Prinsip Self Assessment System 

Prinsip Self Assessment System dapat dilihat pada Pasal 12 Undang–Undang Nomor 16 Tahun 2000 tentang Ketentuan Umum dan Tata Cara Perpajakan, yaitu sebagai berikut: 
  1. Setiap Wajib Pajak wajib membayar pajak yang terutang berdasarkan ketentuan peraturan perundang-undangan perpajakan, dengan tidak menggantungkan pada adanya surat ketetapan pajak.
  2. Jumlah pajak yang terutang menurut Surat Pemberitahuan yang disampaikan oleh Wajib Pajak adalah jumlah pajak yang terutang menurut ketentuan peraturan perundang-undangan perpajakan. 
  3. Apabila Direktur Jenderal Pajak mendapatkan bukti bahwa jumlah pajak yang terutang menurut Surat Pemberitahuan sebagaimana dimaksud dalam ayat (2) tidak benar, maka Direktur Jenderal Pajak menetapkan jumlah pajak terutang yang semestinya.
Pada ayat (1) tampak UU KUP menghendaki Wajib Pajak bersifat aktif dalam membayar pajak. Aktif di sini berarti menghitung sendiri pajak yang terutang tanpa menunggu adanya surat ketetapan pajak. Pada ayat (2) prinsip self assessment system pada UU KUP bahkan mengandung makna bahwa hasil perhitungan WP, berapa pun itu, untuk sementara dianggap sebagai perhitungan menurut ketentuan yang berlaku. Sedangkan pada Ayat (3) ini berfungsi sebagai pengendali. Jadi, apabila kemudian diketahui bahwa perhitungan yang dilakukan oleh WP keliru, barulah fiskus membenarkannya. Namun, dengan aturan daluarsa pajak berjangka 5 tahun, perlu diketahui bahwa perhitungan WP dianggap benar dan sah untuk selamanya apabila dalam jangka waktu 5 tahun tidak ada pemberitahuan kesalahan perhitungan.

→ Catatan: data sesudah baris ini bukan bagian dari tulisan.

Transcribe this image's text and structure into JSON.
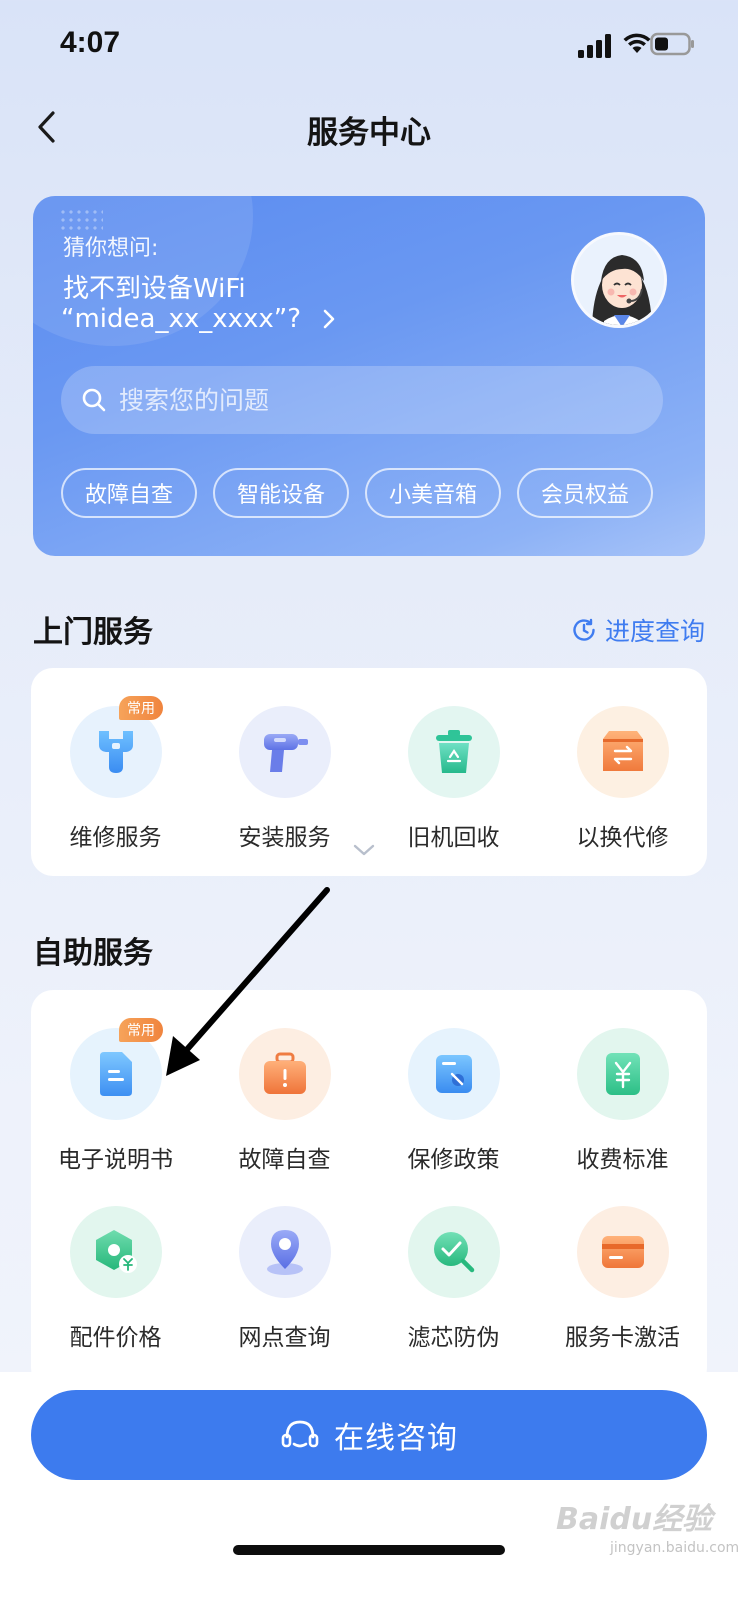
{
  "status": {
    "time": "4:07"
  },
  "header": {
    "title": "服务中心"
  },
  "hero": {
    "kicker": "猜你想问:",
    "question_line1": "找不到设备WiFi",
    "question_line2": "“midea_xx_xxxx”?",
    "search_placeholder": "搜索您的问题",
    "chips": [
      "故障自查",
      "智能设备",
      "小美音箱",
      "会员权益"
    ]
  },
  "onsite": {
    "title": "上门服务",
    "progress_link": "进度查询",
    "items": [
      {
        "label": "维修服务",
        "icon": "wrench-icon",
        "badge": "常用"
      },
      {
        "label": "安装服务",
        "icon": "drill-icon"
      },
      {
        "label": "旧机回收",
        "icon": "recycle-bin-icon"
      },
      {
        "label": "以换代修",
        "icon": "exchange-box-icon"
      }
    ]
  },
  "self": {
    "title": "自助服务",
    "row1": [
      {
        "label": "电子说明书",
        "icon": "manual-document-icon",
        "badge": "常用"
      },
      {
        "label": "故障自查",
        "icon": "toolbox-alert-icon"
      },
      {
        "label": "保修政策",
        "icon": "warranty-policy-icon"
      },
      {
        "label": "收费标准",
        "icon": "yuan-fee-icon"
      }
    ],
    "row2": [
      {
        "label": "配件价格",
        "icon": "parts-price-icon"
      },
      {
        "label": "网点查询",
        "icon": "location-pin-icon"
      },
      {
        "label": "滤芯防伪",
        "icon": "filter-verify-icon"
      },
      {
        "label": "服务卡激活",
        "icon": "service-card-icon"
      }
    ]
  },
  "cta": {
    "label": "在线咨询"
  },
  "watermark": {
    "brand": "Baidu经验",
    "url": "jingyan.baidu.com"
  },
  "colors": {
    "primary": "#3d7bee",
    "hero_start": "#5b8cf0",
    "badge": "#f0843e"
  }
}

Pelaksanaan Self Assessment System 

Self assessment system menyebabkan Wajib Pajak mendapat beban berat karena semua aktivitas pemenuhan kewajiban perpajakan dilakukan oleh Wajib Pajak sendiri. Menurut Rahayu (2010), kewajiban wajib pajak dalam self assessment system adalah sebagai berikut:

a. Mendaftarkan Diri ke Kantor Pelayanan Pajak 

Wajib pajak mempunyai kewajiban untuk mendaftarkan diri ke kantor Pelayanan Pajak (KPP) atau Kantor Penyuluhan Potensi perpajakan (KP4) yang wilayahnya meliputi tempat tinggal atau kedudukan wajib pajak, dan dapat melalui e-register (media ekektronik online) untuk diberikan Nomor Pokok Wajib Pajak (NPWP).

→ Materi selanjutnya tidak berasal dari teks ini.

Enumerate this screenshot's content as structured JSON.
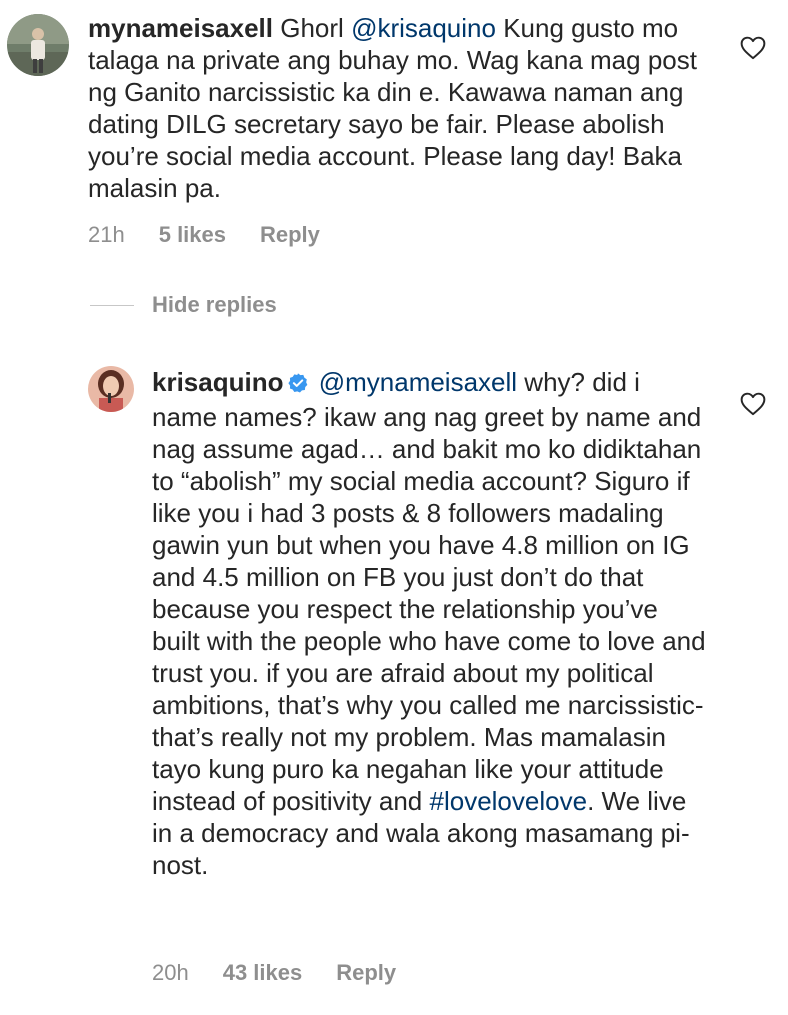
{
  "comments": [
    {
      "username": "mynameisaxell",
      "segments": [
        {
          "type": "text",
          "text": "Ghorl "
        },
        {
          "type": "mention",
          "text": "@krisaquino"
        },
        {
          "type": "text",
          "text": " Kung gusto mo talaga na private ang buhay mo. Wag kana mag post ng Ganito narcissistic ka din e. Kawawa naman ang dating DILG secretary sayo be fair. Please abolish you’re social media account. Please lang day! Baka malasin pa."
        }
      ],
      "time": "21h",
      "likes": "5 likes",
      "reply_label": "Reply"
    }
  ],
  "replies_toggle": {
    "label": "Hide replies"
  },
  "replies": [
    {
      "username": "krisaquino",
      "verified": true,
      "segments": [
        {
          "type": "mention",
          "text": "@mynameisaxell"
        },
        {
          "type": "text",
          "text": " why? did i name names? ikaw ang nag greet by name and nag assume agad… and bakit mo ko didiktahan to “abolish” my social media account? Siguro if like you i had 3 posts & 8 followers madaling gawin yun but when you have 4.8 million on IG and 4.5 million on FB you just don’t do that because you respect the relationship you’ve built with the people who have come to love and trust you. if you are afraid about my political ambitions, that’s why you called me narcissistic- that’s really not my problem. Mas mamalasin tayo kung puro ka negahan like your attitude instead of positivity and "
        },
        {
          "type": "hashtag",
          "text": "#lovelovelove"
        },
        {
          "type": "text",
          "text": ". We live in a democracy and wala akong masamang pi-nost."
        }
      ],
      "time": "20h",
      "likes": "43 likes",
      "reply_label": "Reply"
    }
  ],
  "icons": {
    "like": "heart-outline-icon",
    "verified": "verified-badge-icon"
  },
  "colors": {
    "link": "#00376b",
    "meta": "#8e8e8e",
    "verified": "#3897f0"
  }
}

b. Menghitung Pajak oleh Wajib Pajak 

Menghitung pajak penghasilan adalah menghitung besarnya pajak terutang yang dilakukan pada setiap akhir tahun pajak, dengan cara mengalikan tarif pajak dengan pengenaan pajaknya. Sedangkan, memperhitungkan adalah mengurangi pajak yang terutang tersebut dengan jumlah pajak yang dilunasi dalam tahun berjalan yang dikenal sebagai kredit pajak (prepayment).

c. Membayar Pajak Dilakukan Sendiri oleh Wajib Pajak 

1. Membayar Pajak 
  • Membayar sendiri pajak yang terutang: angsuran PPh pasal 25 tiap bulan, pelunasan PPh pasal 29 pada akhir tahun. 
  • Melalui pemotongan dan pemungutan pihak lain (PPh Pasal 4 (2), PPh Pasal 15, PPh Pasal 21, 22, 23 dan 26). Pihak lain di sini berupa:pemberi penghasilan, pemberi kerja, dan pihak lain yang ditunjuk atau ditetapkan oleh pemerintah. 
  • Pemungutan PPN oleh pihak penjual atau oleh pihak yang ditunjuk pemerintah. 
  • Pembayaran pajak-pajak lainnya; PBB, BPHTB, bea materai.
2. Pelaksanaan Pembayaran 
Pajak Pembayaran pajak dapat dilakukan di bank-bank pemerintah maupun swasta dan kantor pos dengan menggunakan Surat Setoran Pajak (SSP) yang dapat diambil di KPP atau KP4 terdekat, atau dengan cara lain melalui pembayaran pajak secara elektronik (epayment).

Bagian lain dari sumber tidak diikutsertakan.